Raporda son olarak internet sansürlerine değinildi.
Kürt medya organlarının internet sitelerinin, LGBTİ web sitelerinin ve “Müslüman karşıtı ve ateist olduğu değerlendirilen” internet sitelerine erişim engelleri hatırlatılırken, internet sansürünün “olağanüstü bir şekilde orantısız olmaya devam ettiği” ifade edildi.

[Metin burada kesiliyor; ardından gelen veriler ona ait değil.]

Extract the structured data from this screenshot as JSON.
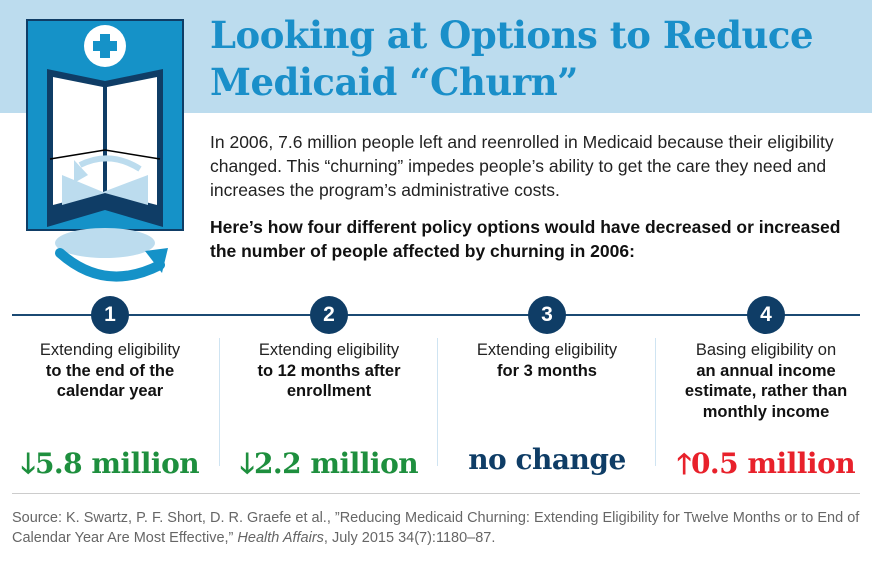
{
  "header": {
    "title_line1": "Looking at Options to Reduce",
    "title_line2": "Medicaid “Churn”"
  },
  "intro": "In 2006, 7.6 million people left and reenrolled in Medicaid because their eligibility changed. This “churning” impedes people’s ability to get the care they need and increases the program’s administrative costs.",
  "lead": "Here’s how four different policy options would have decreased or increased the number of people affected by churning in 2006:",
  "colors": {
    "title": "#1a8fc9",
    "navy": "#0f3d66",
    "decrease": "#1e8f3e",
    "increase": "#e8212b",
    "band": "#bcdcee"
  },
  "options": [
    {
      "number": "1",
      "regular": "Extending eligibility",
      "bold": "to the end of the calendar year",
      "arrow": "down",
      "value": "5.8 million"
    },
    {
      "number": "2",
      "regular": "Extending eligibility",
      "bold": "to 12 months after enrollment",
      "arrow": "down",
      "value": "2.2 million"
    },
    {
      "number": "3",
      "regular": "Extending eligibility",
      "bold": "for 3 months",
      "arrow": "none",
      "value": "no change"
    },
    {
      "number": "4",
      "regular": "Basing eligibility on",
      "bold": "an annual income estimate, rather than monthly income",
      "arrow": "up",
      "value": "0.5 million"
    }
  ],
  "source": {
    "before": "Source: K. Swartz, P. F. Short, D. R. Graefe et al., ”Reducing Medicaid Churning: Extending Eligibility for Twelve Months or to End of Calendar Year Are Most Effective,” ",
    "journal": "Health Affairs",
    "after": ", July 2015 34(7):1180–87."
  }
}
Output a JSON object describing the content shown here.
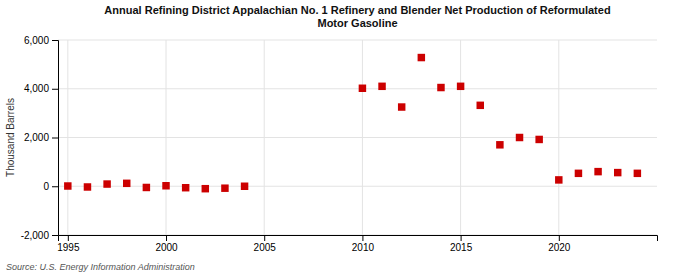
{
  "chart_data": {
    "type": "scatter",
    "title": "Annual Refining District Appalachian No. 1 Refinery and Blender Net Production of Reformulated\nMotor Gasoline",
    "ylabel": "Thousand Barrels",
    "annotations": [
      "Source: U.S. Energy Information Administration"
    ],
    "x": [
      1995,
      1996,
      1997,
      1998,
      1999,
      2000,
      2001,
      2002,
      2003,
      2004,
      2010,
      2011,
      2012,
      2013,
      2014,
      2015,
      2016,
      2017,
      2018,
      2019,
      2020,
      2021,
      2022,
      2023,
      2024
    ],
    "values": [
      10,
      -30,
      90,
      120,
      -50,
      20,
      -60,
      -100,
      -80,
      0,
      4020,
      4100,
      3250,
      5280,
      4050,
      4100,
      3320,
      1700,
      2000,
      1920,
      260,
      530,
      600,
      560,
      530
    ],
    "color": "#cc0000",
    "marker": "square",
    "xlim": [
      1994.5,
      2025
    ],
    "xticks": [
      1995,
      2000,
      2005,
      2010,
      2015,
      2020
    ],
    "ylim": [
      -2000,
      6000
    ],
    "yticks": [
      {
        "value": -2000,
        "label": "-2,000"
      },
      0,
      {
        "value": 2000,
        "label": "2,000"
      },
      {
        "value": 4000,
        "label": "4,000"
      },
      {
        "value": 6000,
        "label": "6,000"
      }
    ],
    "grid": true
  }
}
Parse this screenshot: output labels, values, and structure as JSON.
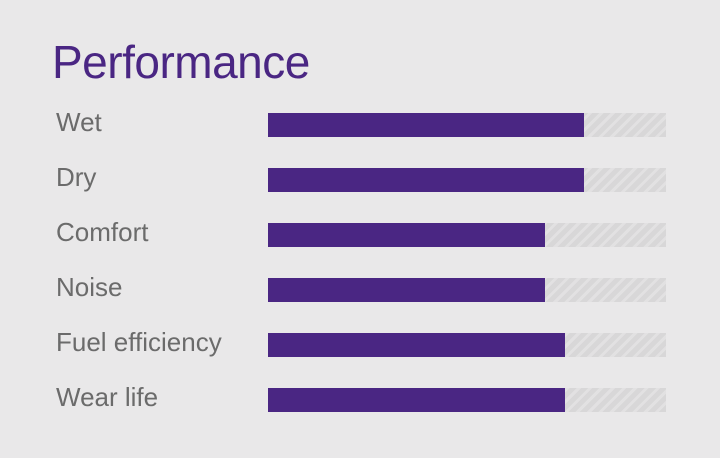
{
  "panel": {
    "title": "Performance"
  },
  "colors": {
    "accent": "#4a2683",
    "label": "#6b6b6b",
    "background": "#e9e8e9",
    "track": "#d8d7d8"
  },
  "chart_data": {
    "type": "bar",
    "orientation": "horizontal",
    "categories": [
      "Wet",
      "Dry",
      "Comfort",
      "Noise",
      "Fuel efficiency",
      "Wear life"
    ],
    "values": [
      0.794,
      0.794,
      0.696,
      0.696,
      0.746,
      0.746
    ],
    "xlim": [
      0,
      1
    ],
    "grid": false,
    "legend": "none"
  }
}
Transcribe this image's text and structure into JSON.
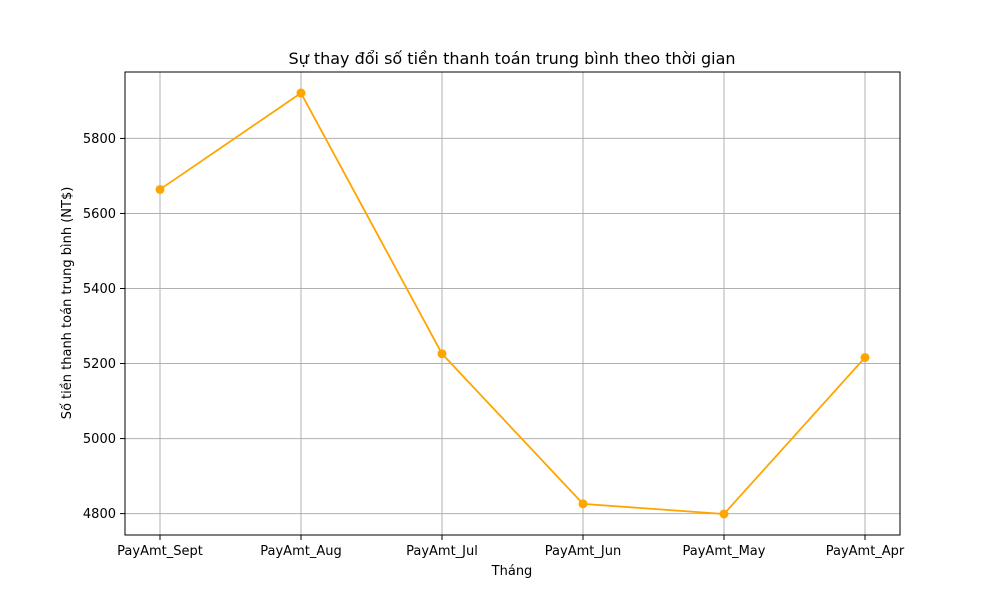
{
  "chart_data": {
    "type": "line",
    "title": "Sự thay đổi số tiền thanh toán trung bình theo thời gian",
    "xlabel": "Tháng",
    "ylabel": "Số tiền thanh toán trung bình (NT$)",
    "categories": [
      "PayAmt_Sept",
      "PayAmt_Aug",
      "PayAmt_Jul",
      "PayAmt_Jun",
      "PayAmt_May",
      "PayAmt_Apr"
    ],
    "series": [
      {
        "values": [
          5664,
          5921,
          5226,
          4826,
          4799,
          5216
        ]
      }
    ],
    "yticks": [
      4800,
      5000,
      5200,
      5400,
      5600,
      5800
    ],
    "ylim": [
      4743,
      5977
    ],
    "grid": true,
    "marker": "circle",
    "color": "#ffa500"
  }
}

Ayrıca kriz zamanlarında hükümetin internetteki bant genişliği azaltma (yavaşlatma veya “throttling”) yoluna başvurdukları ve böylece bazı sosyal medya ve haberleşme platformlarını fiilen erişilemez hale getirdiklerinin sıkça bildirildiği söylenirken, Türkiyeli yetkililerin bu iddiayı kabul etmediği ancak iddianın Türkiye’deki trafiğin kasıtlı olarak yavaşlatıldığından şüphe ettiklerini beyan eden Twitter tarafından kısmen teyit edildiği söylendi.
“Komiser güncel haberlere, haberleşme platformlarına ve acil hizmetlere erişimin hayati olduğu bu gibi zamanlarda iddia edilen internet yavaşlatmalarının ve kesintilerinin haber alma hakkının ağır bir ihlali olacağının altını çizer” denildi. (ÇT)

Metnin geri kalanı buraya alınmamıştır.